Until one day, when I was at her front door, listening humbly and silently to her refusal, her mother appeared. She must have been wondering about the mute, daily appearance of that girl at her front door. She asked us to explain. There was a silent commotion, interrupted by words that didn’t clarify much. The lady found it increasingly strange that she wasn’t understanding. Until that good mother understood. She turned to her daughter and with enormous surprise exclaimed: But that book never left the house and you didn’t even want to read it!

And the worst thing for that woman wasn’t realizing what was going on. It must have been the horrified realization of the kind of daughter she had. She eyed us in silence: the power of perversity in the daughter she didn’t know and the little blond girl standing at the door, exhausted, out in the wind of the streets of Recife. That was when, finally regaining her composure, she said to her daughter firmly and calmly: you’re going to lend that book right this minute. And to me: “And you can keep that book for as long as you like.” Do you understand? It was worth more than giving me the book: “for as long as I liked” is all that a person, big or small, could ever dare wish for.

How can I explain what happened next? I was stunned, and just like that the book was in my hand. I don’t think I said a thing. I took the book. No, I didn’t go skipping off as usual. I walked away very slowly. I know that I was holding the thick book with both hands, clutching it against my chest. As for how long it took to get home, that doesn’t really matter either. My chest was hot, my heart thoughtful.

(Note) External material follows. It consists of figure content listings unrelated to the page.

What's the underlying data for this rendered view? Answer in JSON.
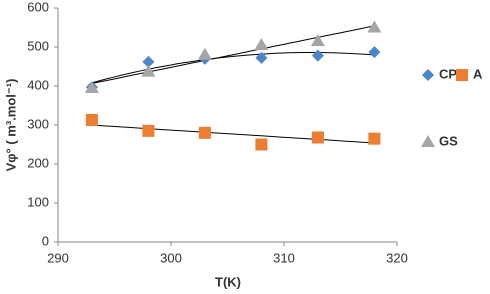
{
  "chart_data": {
    "type": "scatter",
    "x_label": "T(K)",
    "y_label": "Vφ° ( m³.mol⁻¹)",
    "x": [
      293,
      298,
      303,
      308,
      313,
      318
    ],
    "series": [
      {
        "name": "CP",
        "color": "#4a86c8",
        "marker": "diamond",
        "trendline": "poly2",
        "values": [
          397,
          462,
          470,
          472,
          478,
          487
        ]
      },
      {
        "name": "A",
        "color": "#ed7d31",
        "marker": "square",
        "trendline": "linear",
        "values": [
          313,
          285,
          280,
          250,
          268,
          265
        ]
      },
      {
        "name": "GS",
        "color": "#a5a5a5",
        "marker": "triangle",
        "trendline": "linear",
        "values": [
          395,
          437,
          480,
          505,
          515,
          550
        ]
      }
    ],
    "xlim": [
      290,
      320
    ],
    "xticks": [
      290,
      300,
      310,
      320
    ],
    "ylim": [
      0,
      600
    ],
    "yticks": [
      0,
      100,
      200,
      300,
      400,
      500,
      600
    ]
  }
}
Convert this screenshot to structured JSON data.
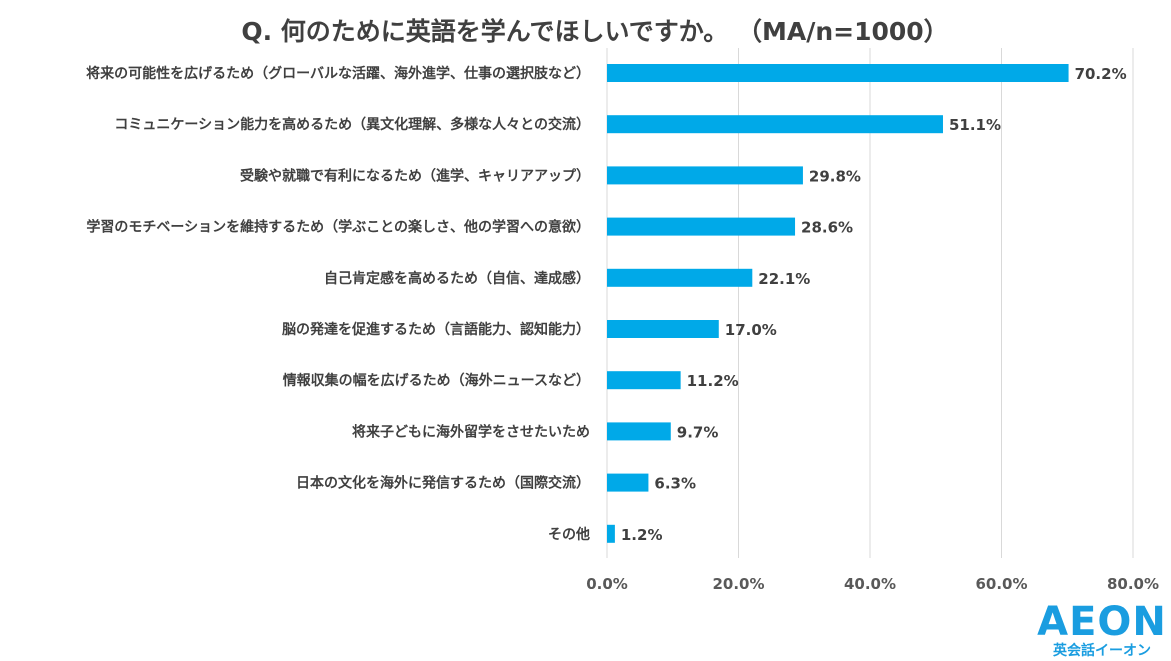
{
  "chart_data": {
    "type": "bar",
    "orientation": "horizontal",
    "title": "Q. 何のために英語を学んでほしいですか。 （MA/n=1000）",
    "categories": [
      "将来の可能性を広げるため（グローバルな活躍、海外進学、仕事の選択肢など）",
      "コミュニケーション能力を高めるため（異文化理解、多様な人々との交流）",
      "受験や就職で有利になるため（進学、キャリアアップ）",
      "学習のモチベーションを維持するため（学ぶことの楽しさ、他の学習への意欲）",
      "自己肯定感を高めるため（自信、達成感）",
      "脳の発達を促進するため（言語能力、認知能力）",
      "情報収集の幅を広げるため（海外ニュースなど）",
      "将来子どもに海外留学をさせたいため",
      "日本の文化を海外に発信するため（国際交流）",
      "その他"
    ],
    "values": [
      70.2,
      51.1,
      29.8,
      28.6,
      22.1,
      17.0,
      11.2,
      9.7,
      6.3,
      1.2
    ],
    "data_labels": [
      "70.2%",
      "51.1%",
      "29.8%",
      "28.6%",
      "22.1%",
      "17.0%",
      "11.2%",
      "9.7%",
      "6.3%",
      "1.2%"
    ],
    "xlim": [
      0,
      80
    ],
    "xticks": [
      0,
      20,
      40,
      60,
      80
    ],
    "xtick_labels": [
      "0.0%",
      "20.0%",
      "40.0%",
      "60.0%",
      "80.0%"
    ],
    "grid": true,
    "bar_color": "#00a9e8"
  },
  "logo": {
    "text": "AEON",
    "subtext": "英会話イーオン",
    "color": "#1a9de0"
  }
}
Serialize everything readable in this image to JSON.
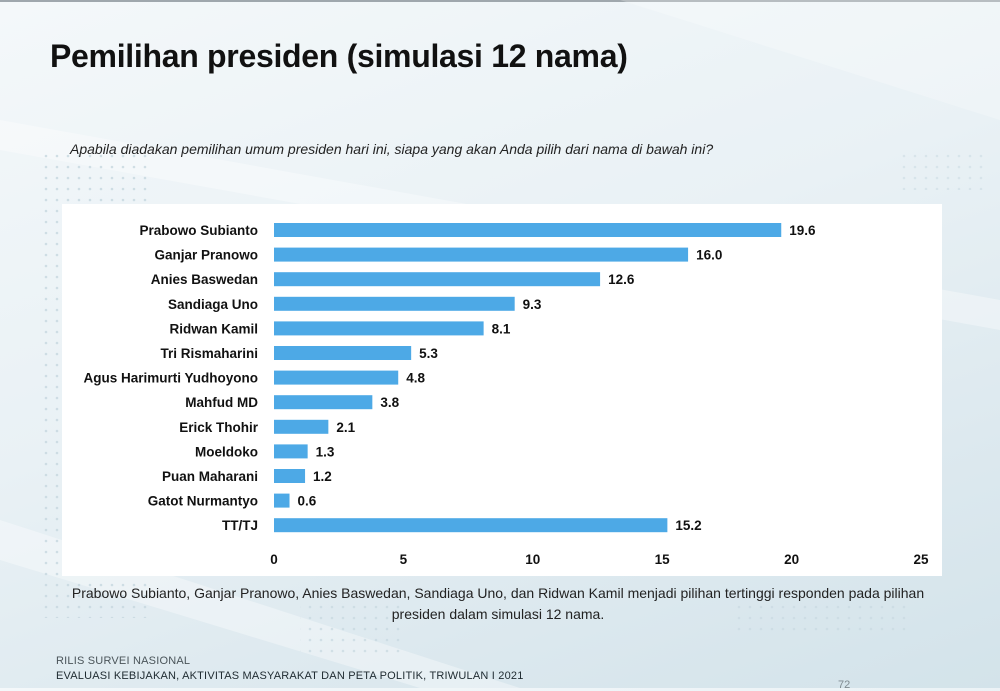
{
  "slide": {
    "title": "Pemilihan presiden (simulasi 12 nama)",
    "question": "Apabila diadakan pemilihan umum presiden hari ini, siapa yang akan Anda pilih dari nama di bawah ini?",
    "caption": "Prabowo Subianto, Ganjar Pranowo, Anies Baswedan, Sandiaga Uno, dan Ridwan Kamil menjadi pilihan tertinggi responden pada pilihan presiden dalam simulasi 12 nama.",
    "footer_line1": "RILIS SURVEI NASIONAL",
    "footer_line2": "EVALUASI KEBIJAKAN, AKTIVITAS MASYARAKAT DAN PETA POLITIK, TRIWULAN I 2021",
    "page_number": "72"
  },
  "colors": {
    "bar": "#4da9e6",
    "text": "#111111"
  },
  "chart_data": {
    "type": "bar",
    "orientation": "horizontal",
    "categories": [
      "Prabowo Subianto",
      "Ganjar Pranowo",
      "Anies Baswedan",
      "Sandiaga Uno",
      "Ridwan Kamil",
      "Tri Rismaharini",
      "Agus Harimurti Yudhoyono",
      "Mahfud MD",
      "Erick Thohir",
      "Moeldoko",
      "Puan Maharani",
      "Gatot Nurmantyo",
      "TT/TJ"
    ],
    "values": [
      19.6,
      16.0,
      12.6,
      9.3,
      8.1,
      5.3,
      4.8,
      3.8,
      2.1,
      1.3,
      1.2,
      0.6,
      15.2
    ],
    "value_labels": [
      "19.6",
      "16.0",
      "12.6",
      "9.3",
      "8.1",
      "5.3",
      "4.8",
      "3.8",
      "2.1",
      "1.3",
      "1.2",
      "0.6",
      "15.2"
    ],
    "xlim": [
      0,
      25
    ],
    "xticks": [
      0,
      5,
      10,
      15,
      20,
      25
    ],
    "xtick_labels": [
      "0",
      "5",
      "10",
      "15",
      "20",
      "25"
    ],
    "title": "",
    "xlabel": "",
    "ylabel": "",
    "grid": false,
    "legend": false
  }
}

When I got home, I didn’t start reading. I pretended not to have it, just so later on I could feel the shock of having it. Hours later I opened it, read a few wondrous lines, closed it again, wandered around the house, stalled even more by eating some bread and butter, pretended not to know where I had put the book, found it, opened it for a few seconds. I kept inventing the most contrived obstacles for that covert thing that was joy. Joy would always be covert for me. I must have already sensed it. Oh how I took my time! I was living in the clouds . . . There was pride and shame inside me. I was a delicate queen.

Sometimes I’d sit in the hammock, swinging with the book open on my lap, not touching it, in the purest ecstasy.

I was no longer a girl with a book: I was a woman with her lover.